War Fleets, ICS Papers, Armies, etc were fun to read (except the TL 12 Army bit :P). I don't regret buying them. But they are just loregasms. They don't give me any tools or advice or structures for actual play that I didn't already have. I can run an interstellar war in Traveller just as well now as I could before I bought them.
For Setting books being primarily lore is the norm. Again you’re really trying to treat FFW as a campaign which it is not it’s a setting and it’s designed to give you details of an event FFW. It’s not here how you do a war in Traveller it’s this is the FFW and here are the details about it plus some adventures that will let you give your players a feel that they are part of it and give you ideals for your own campaign set durning FFW.

Honestly mongoose has done a far better job with FFW than anything previously and followed through with exactly what they said they were going to do.
 
Considering that the bar was under the floor on previous Traveller attempts at wars, that's not particularly saying much.

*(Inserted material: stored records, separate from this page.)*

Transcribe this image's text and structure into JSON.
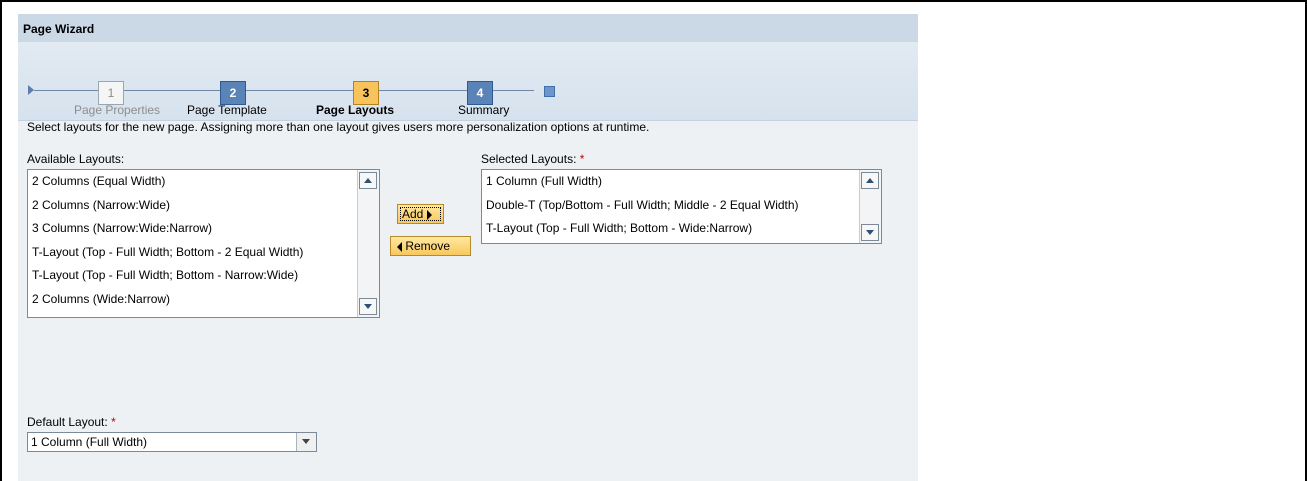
{
  "wizard": {
    "title": "Page Wizard",
    "steps": [
      {
        "number": "1",
        "label": "Page Properties",
        "state": "disabled"
      },
      {
        "number": "2",
        "label": "Page Template",
        "state": "normal"
      },
      {
        "number": "3",
        "label": "Page Layouts",
        "state": "active"
      },
      {
        "number": "4",
        "label": "Summary",
        "state": "normal"
      }
    ]
  },
  "instructions": "Select layouts for the new page. Assigning more than one layout gives users more personalization options at runtime.",
  "available": {
    "label": "Available Layouts:",
    "items": [
      "2 Columns (Equal Width)",
      "2 Columns (Narrow:Wide)",
      "3 Columns (Narrow:Wide:Narrow)",
      "T-Layout (Top - Full Width; Bottom - 2 Equal Width)",
      "T-Layout (Top - Full Width; Bottom - Narrow:Wide)",
      "2 Columns (Wide:Narrow)"
    ]
  },
  "selected": {
    "label": "Selected Layouts:",
    "required_marker": "*",
    "items": [
      "1 Column (Full Width)",
      "Double-T (Top/Bottom - Full Width; Middle - 2 Equal Width)",
      "T-Layout (Top - Full Width; Bottom - Wide:Narrow)"
    ]
  },
  "buttons": {
    "add": "Add",
    "remove": "Remove"
  },
  "default_layout": {
    "label": "Default Layout:",
    "required_marker": "*",
    "value": "1 Column (Full Width)"
  },
  "colors": {
    "title_bar": "#cbd8e6",
    "step_active": "#f7c35a",
    "step_normal": "#5a83b8",
    "required": "#c00000",
    "button": "#f8c85e"
  }
}
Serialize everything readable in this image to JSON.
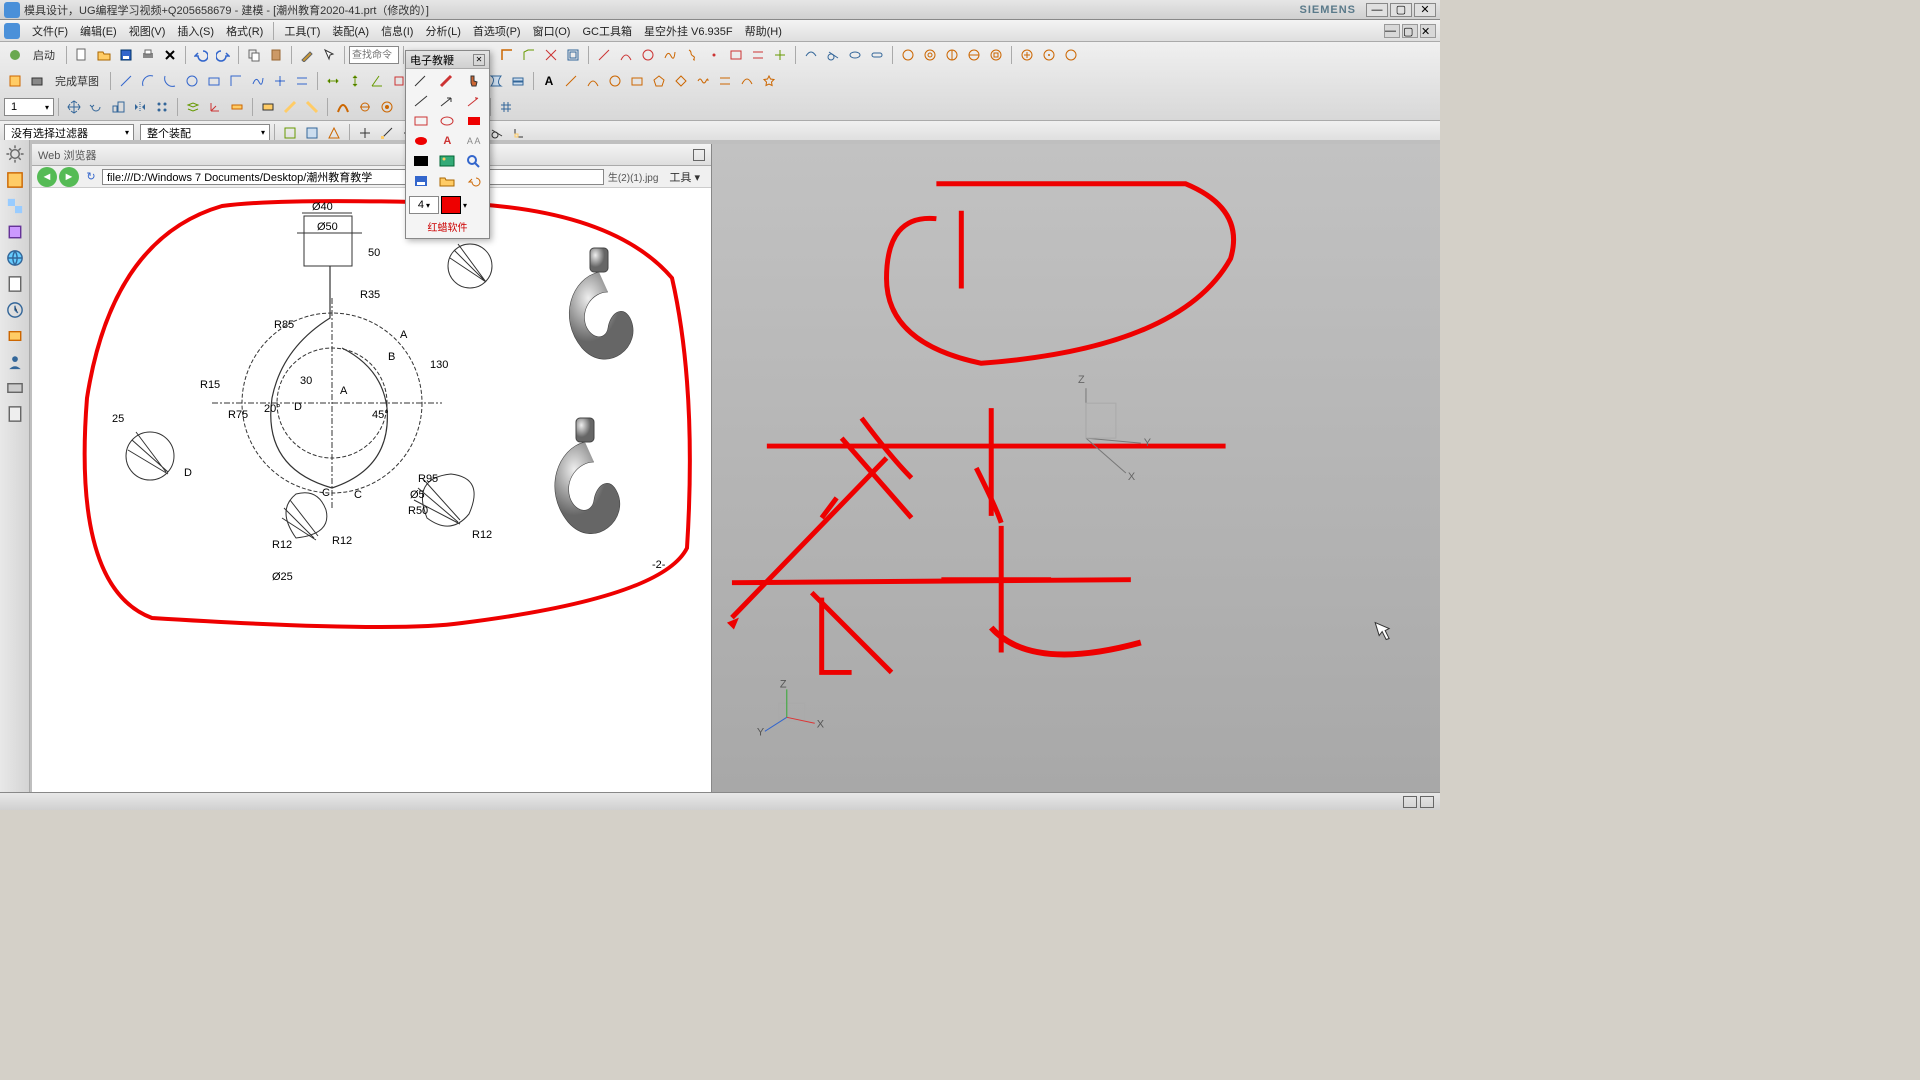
{
  "title_bar": {
    "title": "模具设计，UG编程学习视频+Q205658679 - 建模 - [潮州教育2020-41.prt（修改的）]",
    "brand": "SIEMENS",
    "min": "—",
    "max": "▢",
    "close": "✕"
  },
  "menu": {
    "items": [
      "文件(F)",
      "编辑(E)",
      "视图(V)",
      "插入(S)",
      "格式(R)",
      "工具(T)",
      "装配(A)",
      "信息(I)",
      "分析(L)",
      "首选项(P)",
      "窗口(O)",
      "GC工具箱",
      "星空外挂 V6.935F",
      "帮助(H)"
    ]
  },
  "toolbar": {
    "start_label": "启动",
    "sketch_label": "完成草图",
    "search_placeholder": "查找命令"
  },
  "filter": {
    "num_value": "1",
    "filter_label": "没有选择过滤器",
    "assembly_label": "整个装配"
  },
  "web_panel": {
    "title": "Web 浏览器",
    "url": "file:///D:/Windows 7 Documents/Desktop/潮州教育教学",
    "file_tail": "生(2)(1).jpg",
    "tools_label": "工具",
    "page_num": "-2-"
  },
  "ann_palette": {
    "title": "电子教鞭",
    "size_value": "4",
    "footer": "红蜡软件"
  },
  "icons": {
    "back": "◄",
    "forward": "►",
    "refresh": "↻"
  },
  "axes": {
    "x": "X",
    "y": "Y",
    "z": "Z"
  },
  "tech": {
    "d40": "Ø40",
    "d50": "Ø50",
    "r35": "R35",
    "r85": "R85",
    "r15": "R15",
    "r75": "R75",
    "n25": "25",
    "n30": "30",
    "n20": "20°",
    "n50": "50",
    "n130": "130",
    "n45": "45°",
    "r12": "R12",
    "r95": "R95",
    "d5": "Ø5",
    "r50": "R50",
    "d25": "Ø25",
    "labA": "A",
    "labB": "B",
    "labC": "C",
    "labD": "D"
  }
}
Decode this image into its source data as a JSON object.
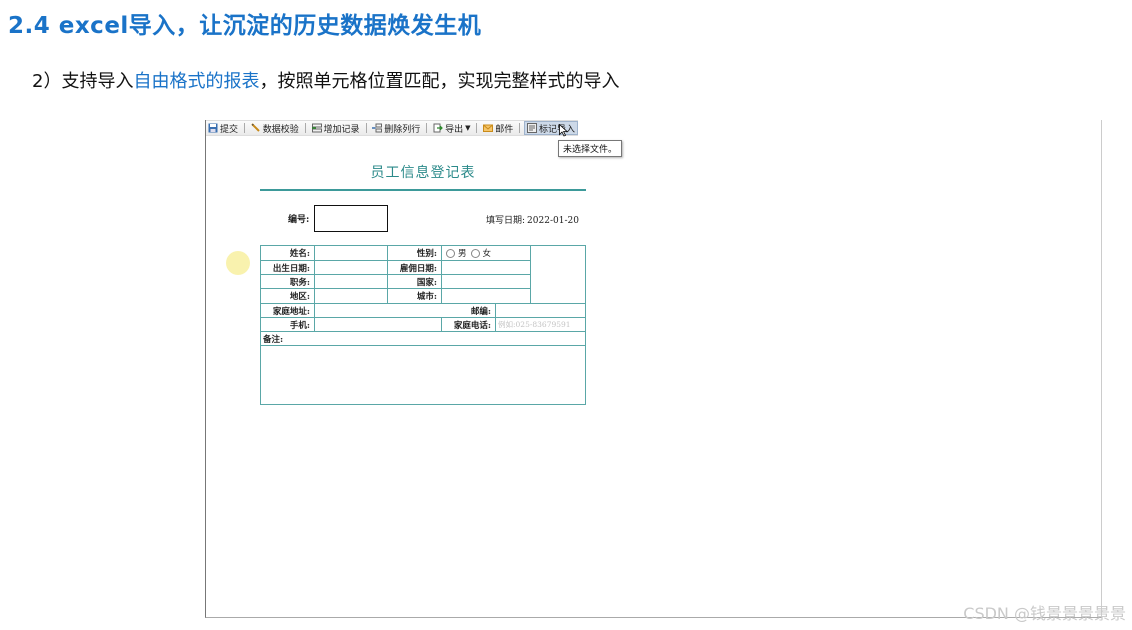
{
  "slide": {
    "title": "2.4 excel导入，让沉淀的历史数据焕发生机",
    "subtitle_prefix": "2）支持导入",
    "subtitle_highlight": "自由格式的报表",
    "subtitle_suffix": "，按照单元格位置匹配，实现完整样式的导入"
  },
  "toolbar": {
    "submit": "提交",
    "validate": "数据校验",
    "add_record": "增加记录",
    "delete_row": "删除列行",
    "export": "导出",
    "mail": "邮件",
    "tag_import": "标记导入"
  },
  "tooltip": "未选择文件。",
  "form": {
    "title": "员工信息登记表",
    "serial_label": "编号:",
    "fill_date_label": "填写日期:",
    "fill_date_value": "2022-01-20",
    "name": "姓名:",
    "gender": "性别:",
    "male": "男",
    "female": "女",
    "birth_date": "出生日期:",
    "hire_date": "雇佣日期:",
    "position": "职务:",
    "country": "国家:",
    "region": "地区:",
    "city": "城市:",
    "home_address": "家庭地址:",
    "postal_code": "邮编:",
    "mobile": "手机:",
    "home_phone": "家庭电话:",
    "home_phone_placeholder": "例如:025-83679591",
    "remarks": "备注:"
  },
  "watermark": "CSDN @钱景景景景景",
  "colors": {
    "accent": "#1a73c8",
    "form_teal": "#2b8a8a"
  }
}
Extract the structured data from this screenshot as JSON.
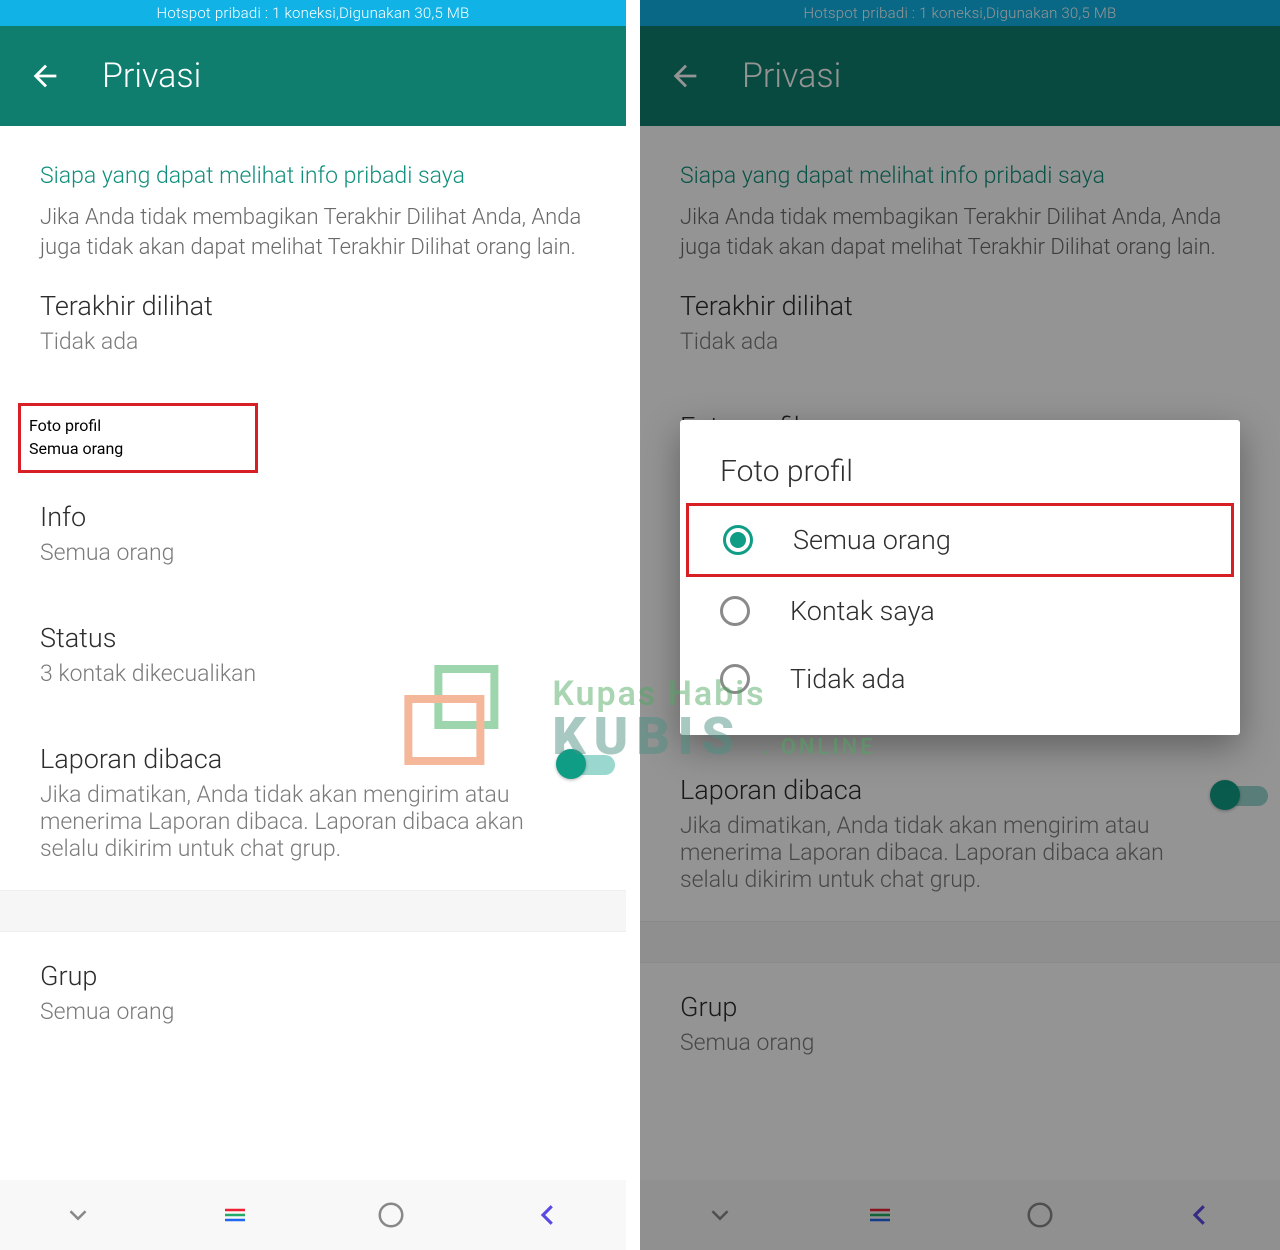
{
  "statusbar_text": "Hotspot pribadi : 1 koneksi,Digunakan 30,5 MB",
  "appbar_title": "Privasi",
  "section_title": "Siapa yang dapat melihat info pribadi saya",
  "section_desc": "Jika Anda tidak membagikan Terakhir Dilihat Anda, Anda juga tidak akan dapat melihat Terakhir Dilihat orang lain.",
  "items": {
    "last_seen": {
      "title": "Terakhir dilihat",
      "sub": "Tidak ada"
    },
    "photo": {
      "title": "Foto profil",
      "sub": "Semua orang"
    },
    "info": {
      "title": "Info",
      "sub": "Semua orang"
    },
    "status": {
      "title": "Status",
      "sub": "3 kontak dikecualikan"
    },
    "read": {
      "title": "Laporan dibaca",
      "sub": "Jika dimatikan, Anda tidak akan mengirim atau menerima Laporan dibaca. Laporan dibaca akan selalu dikirim untuk chat grup."
    },
    "group": {
      "title": "Grup",
      "sub": "Semua orang"
    }
  },
  "dialog": {
    "title": "Foto profil",
    "opt1": "Semua orang",
    "opt2": "Kontak saya",
    "opt3": "Tidak ada"
  },
  "watermark": {
    "line1": "Kupas Habis",
    "line2": "KUBIS",
    "suffix": ". ONLINE"
  }
}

You are asserting it is a setting. At no point did anyone from Mongoose suggest such a thing.

Mongoose is saying that it is a situation that has no pre-defined resolution. And that the actions of our characters are supposed to determine what happens. This suggests to me that they think it is some sort of campaign. A sandbox one like Pirates, not a Adventure Path like the Ancients.

It is of no help to me in running my own campaign in the 5FW, because it provides nothing except some arrows on maps for part of the war. It does not tell me what the Zhodani goals are, although there clearly is one. We just aren't allowed to know what that is (yet). It does not provide any guidance on how the war affects the region. Sure, the area isn't blown up exactly like Hard Times. But the point is that Hard Times gives GMs tools and advice on running the changes to the published version of the regions and how that would look to typical players. It's not going to be as bad as Hard Times, but it is not going to be nothing. Nor does it discuss how to use it to run a mercenary or naval campaign.

It has some adventures. But none of them actually rely on anything in the "setting material". Though most of them do say "This will affect how the war goes!" without actually explaining how that's supposed to happen. Again, supposedly Turning Points will do that. I am very curious to see how that is supposed to work, because unless you specifically run it as a campaign of disparate groups doing various things, I don't see how there's any sort of cumulative effect going on. There's still six adventures waiting to be published, but so far, you'd be struggling to get more than two of them into the same group of characters. Aka the typical sort of campaign.

This isn't any new opinion on my part. I said during discussions when they first started talking about the 5FW (and before that when it was just hypothetical) that this is exactly what I did not want to see: A lot of high level stuff with no meaningful player facing support. Mongoose said that's not what they are doing. So far, though, it is. In a year, it might be a different situation.

But the first book in this line came out in March 2024 IIRC. So that's 2 years into the line and it's not yet usable. I'm not quite old enough that I have to seriously wonder if I'll be around in a year to see the finished package, but three years is a pretty long time to go publishing a game product line without letting the GMs in on what is actually happening.